正面の大男は、先程まで顔を覆っていた五芒星の布を外していた。あの布を付けない限り、普通の人間には彼の姿が見えないのだ。ちなみに布を取った彼の素顔は極めて和牛に近く、頭には二本の角が生えている。そして額には『丑』と黒字で書かれていた。

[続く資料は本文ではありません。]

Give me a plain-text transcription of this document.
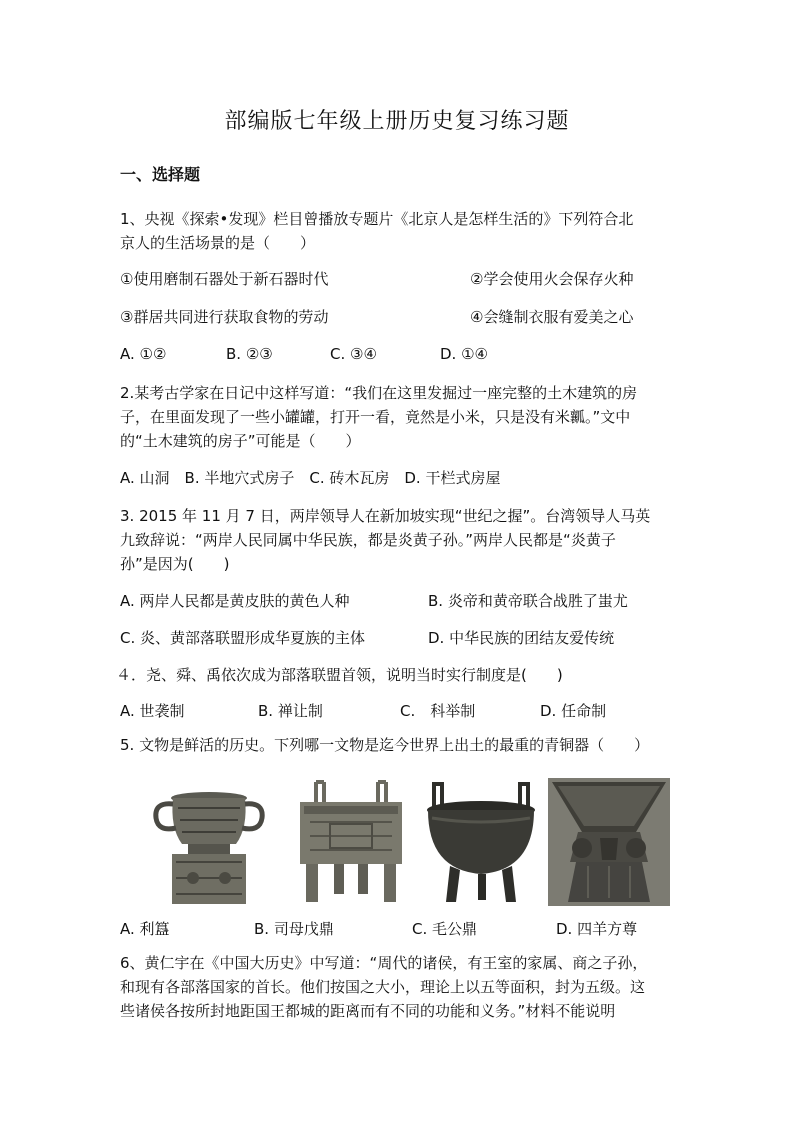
部编版七年级上册历史复习练习题
一、选择题
1、央视《探索•发现》栏目曾播放专题片《北京人是怎样生活的》下列符合北
京人的生活场景的是（　　）
①使用磨制石器处于新石器时代	②学会使用火会保存火种
③群居共同进行获取食物的劳动	④会缝制衣服有爱美之心
A. ①②	B. ②③	C. ③④	D. ①④
2.某考古学家在日记中这样写道：“我们在这里发掘过一座完整的土木建筑的房
子，在里面发现了一些小罐罐，打开一看，竟然是小米，只是没有米瓤。”文中
的“土木建筑的房子”可能是（　　）
A. 山洞　B. 半地穴式房子　C. 砖木瓦房　D. 干栏式房屋
3. 2015 年 11 月 7 日，两岸领导人在新加坡实现“世纪之握”。台湾领导人马英
九致辞说：“两岸人民同属中华民族，都是炎黄子孙。”两岸人民都是“炎黄子
孙”是因为(　　)
A. 两岸人民都是黄皮肤的黄色人种	B. 炎帝和黄帝联合战胜了蚩尤
C. 炎、黄部落联盟形成华夏族的主体	D. 中华民族的团结友爱传统
４．尧、舜、禹依次成为部落联盟首领，说明当时实行制度是(　　)
A. 世袭制	B. 禅让制	C.　科举制	D. 任命制
5. 文物是鲜活的历史。下列哪一文物是迄今世界上出土的最重的青铜器（　　）
A. 利簋	B. 司母戊鼎	C. 毛公鼎	D. 四羊方尊
6、黄仁宇在《中国大历史》中写道：“周代的诸侯，有王室的家属、商之子孙，
和现有各部落国家的首长。他们按国之大小，理论上以五等面积，封为五级。这
些诸侯各按所封地距国王都城的距离而有不同的功能和义务。”材料不能说明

「確か貴方は、明水先生のとこの“牛山”さん、でしたよね?」
「うむ」
「要件は?」
「実は、“子島”殿に相談したきことがあり、主に暇を貰ったのだ」
「ん!?」
言っている意味が飲み込めずに慌てていると、着ていたチェックのシャツの胸ポケットから、小さな花咲じじいの恰好をした老人が這い出してきて、テーブルへ着地し胡坐をかいた。彼は忌一の式神、“桜爺”である。
「何じゃ、わしに用か。牛山よ」
「子島殿! お久しぶりです」
(そうか。子島って、じーさんのことか……)
桜爺は元々、明水の式神だ。
幼い頃から普通の人には見えないものが視えてしまう忌一は、五年前、異形に身体を乗っ取られそうになり、明水のところで二年に渡る修行をした。その修行を終えて戻る時、明水から式神を一体失敬(?)したのだ。
「皆は相変わらず元気かのう?」
「ええ。変わりなく」
「わしの抜けた穴は埋まっておるか?」
「否、未だ空席のまま」
明水の使役する式神はもともと十二体おり、それぞれ干支に因んだ名前が名付けられている。桜爺の“子島”は“子”に因んでおり、“牛山”は“丑”に因んでいる。子島は忌一の式神“桜爺”となって抜けたので、現在明水の式神は計十一体のままだ。
「ところで、“暇を貰った”っていうのは?」
「そうじゃのう……ていの良い“家出”、かのう」
「家出!?」
うっかりそこだけ大きな声を出してしまい、すぐ傍までコーヒーを運んでいた店員と目が合う。彼女の目は非常にうろんだ。
それはそうだろう、ボックス席で一人大きな声で驚いている客など、怪しい以外の何者でもない。コホンコホンとわざとらしい咳をすると、忌一はその場を取り繕うようにコーヒーを受け取った。